A metaplasia celómica é outra teoria aceite sobre a génese da endometriose. Fundamenta-se na tese de que a endometriose pode resultar de uma alteração metaplásica no mesotélio do peritoneu, pleura e ovários43,44. Essa transformação é aceite como justificação dos casos raros de endometriose fora da pélvis: gânglios linfáticos abdominais, pulmões, cérebro, membros, cavidade nasal e em casos de agenesia Mülleriana44-46.
A investigação sobre o envolvimento de células estaminais no desenvolvimento da endometriose identificou mais elementos que reforçam essa teoria47. A reprogramação de células estaminais mesenquimatosas multipotentes, derivadas da medula óssea podem permitir a sua diferenciação em células epiteliais e estromais do endométrio em locais ectópicos48,49. Verifica-se que mulheres com endometriose apresentam maior número de células basais/like durante a menstruação, em comparação com mulheres sem a doença e essas células podem diferenciar-se em estruturas endometrióticas50,51. Foram identificados fatores que favorecem o enxerto de células estaminais derivadas da medula óssea na endometriose. A SDF-1 é uma quimiocina envolvida na migração de células estaminais hematopoiéticas e mesenquimatosas.

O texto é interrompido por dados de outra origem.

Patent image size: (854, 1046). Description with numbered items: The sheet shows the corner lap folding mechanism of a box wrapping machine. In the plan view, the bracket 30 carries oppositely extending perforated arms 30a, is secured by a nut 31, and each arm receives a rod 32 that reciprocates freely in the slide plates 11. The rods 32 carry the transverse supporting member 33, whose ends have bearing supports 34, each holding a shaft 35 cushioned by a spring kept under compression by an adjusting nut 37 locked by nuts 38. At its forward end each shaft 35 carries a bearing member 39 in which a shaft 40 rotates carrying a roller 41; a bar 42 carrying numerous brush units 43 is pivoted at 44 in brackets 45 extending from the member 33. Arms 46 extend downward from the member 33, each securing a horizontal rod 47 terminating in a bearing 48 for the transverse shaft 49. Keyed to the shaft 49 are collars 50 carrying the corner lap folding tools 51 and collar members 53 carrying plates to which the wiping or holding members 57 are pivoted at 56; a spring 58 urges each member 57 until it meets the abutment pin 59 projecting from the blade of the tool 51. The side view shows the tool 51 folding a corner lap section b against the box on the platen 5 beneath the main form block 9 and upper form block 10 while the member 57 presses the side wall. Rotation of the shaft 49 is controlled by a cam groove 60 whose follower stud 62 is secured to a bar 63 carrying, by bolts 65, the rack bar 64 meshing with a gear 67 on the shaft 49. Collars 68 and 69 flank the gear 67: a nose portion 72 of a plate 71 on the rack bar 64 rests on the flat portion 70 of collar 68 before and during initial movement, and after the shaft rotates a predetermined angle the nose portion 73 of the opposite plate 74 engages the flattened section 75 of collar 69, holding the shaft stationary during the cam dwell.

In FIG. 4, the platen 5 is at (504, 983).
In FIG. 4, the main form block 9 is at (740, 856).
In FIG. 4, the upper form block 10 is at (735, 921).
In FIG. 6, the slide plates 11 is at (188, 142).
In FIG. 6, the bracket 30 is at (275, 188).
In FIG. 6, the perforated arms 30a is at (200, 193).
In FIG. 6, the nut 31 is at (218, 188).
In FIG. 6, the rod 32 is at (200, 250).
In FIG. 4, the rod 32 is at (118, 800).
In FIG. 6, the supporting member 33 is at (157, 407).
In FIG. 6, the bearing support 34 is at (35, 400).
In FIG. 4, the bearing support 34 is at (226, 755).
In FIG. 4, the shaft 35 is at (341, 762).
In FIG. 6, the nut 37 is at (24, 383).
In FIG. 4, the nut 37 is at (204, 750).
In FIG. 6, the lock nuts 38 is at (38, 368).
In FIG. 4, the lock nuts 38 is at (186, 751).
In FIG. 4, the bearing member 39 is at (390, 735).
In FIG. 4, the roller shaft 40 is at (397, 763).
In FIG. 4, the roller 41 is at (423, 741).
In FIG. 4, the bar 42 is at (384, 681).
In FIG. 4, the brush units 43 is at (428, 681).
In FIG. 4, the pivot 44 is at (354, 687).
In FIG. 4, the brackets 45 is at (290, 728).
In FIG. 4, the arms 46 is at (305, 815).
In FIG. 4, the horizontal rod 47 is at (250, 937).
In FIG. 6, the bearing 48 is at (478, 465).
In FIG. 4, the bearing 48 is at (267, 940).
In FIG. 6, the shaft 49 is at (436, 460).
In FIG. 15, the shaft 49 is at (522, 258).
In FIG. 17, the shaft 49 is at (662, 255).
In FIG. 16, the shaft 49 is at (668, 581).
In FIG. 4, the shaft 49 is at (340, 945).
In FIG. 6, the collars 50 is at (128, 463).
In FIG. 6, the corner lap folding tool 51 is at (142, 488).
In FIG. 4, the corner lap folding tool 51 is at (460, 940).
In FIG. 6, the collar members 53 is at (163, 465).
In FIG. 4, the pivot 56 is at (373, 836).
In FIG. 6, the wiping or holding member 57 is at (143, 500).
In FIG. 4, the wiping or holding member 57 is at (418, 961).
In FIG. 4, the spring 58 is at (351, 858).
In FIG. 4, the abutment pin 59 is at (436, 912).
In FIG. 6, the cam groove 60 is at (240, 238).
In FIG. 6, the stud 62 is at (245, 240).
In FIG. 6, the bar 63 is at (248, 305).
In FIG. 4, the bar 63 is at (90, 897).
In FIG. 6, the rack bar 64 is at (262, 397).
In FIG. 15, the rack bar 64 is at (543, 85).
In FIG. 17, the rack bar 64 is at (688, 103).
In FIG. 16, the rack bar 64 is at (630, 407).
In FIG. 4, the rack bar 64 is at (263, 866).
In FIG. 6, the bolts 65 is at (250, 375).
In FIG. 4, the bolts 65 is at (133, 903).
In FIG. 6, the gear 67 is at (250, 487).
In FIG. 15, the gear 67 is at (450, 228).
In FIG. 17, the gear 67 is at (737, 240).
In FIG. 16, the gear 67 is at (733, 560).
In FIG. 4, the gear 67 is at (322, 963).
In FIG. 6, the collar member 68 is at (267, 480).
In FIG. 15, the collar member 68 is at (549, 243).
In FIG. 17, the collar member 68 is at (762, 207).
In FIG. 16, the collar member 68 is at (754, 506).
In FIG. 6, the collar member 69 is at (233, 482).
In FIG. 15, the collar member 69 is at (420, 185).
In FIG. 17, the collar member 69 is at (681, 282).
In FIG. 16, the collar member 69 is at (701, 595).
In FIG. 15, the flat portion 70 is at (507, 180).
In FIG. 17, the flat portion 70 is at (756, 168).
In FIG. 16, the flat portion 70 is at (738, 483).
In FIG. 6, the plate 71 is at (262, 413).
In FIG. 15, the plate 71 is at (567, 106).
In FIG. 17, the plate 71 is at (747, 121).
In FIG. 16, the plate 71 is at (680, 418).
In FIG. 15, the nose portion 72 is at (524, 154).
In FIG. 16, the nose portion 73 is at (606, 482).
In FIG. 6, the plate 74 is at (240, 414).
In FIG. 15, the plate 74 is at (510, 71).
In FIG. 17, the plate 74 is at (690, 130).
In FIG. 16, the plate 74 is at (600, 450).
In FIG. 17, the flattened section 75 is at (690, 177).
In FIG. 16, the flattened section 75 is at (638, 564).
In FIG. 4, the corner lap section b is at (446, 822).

A expressão de SDF-1 é aumentada pelos estrogénios em implantes endometrióticos, que subsequentemente atraem preferencialmente células estaminais para esses implantes52-54. O bloqueio do recetor do SDF-1 (CXC-R4 ou CXC-R7) resulta na inibição do crescimento das lesões em modelos animais, sugerindo que é uma via a explorar no tratamento55. Outro elemento relevante é que células estaminais circulantes foram identificadas num modelo murino, sugerindo que a disseminação hematogénica e linfática pode ocorrer, e contribuir para a génese de lesões distantes da cavidade peritoneal56,57.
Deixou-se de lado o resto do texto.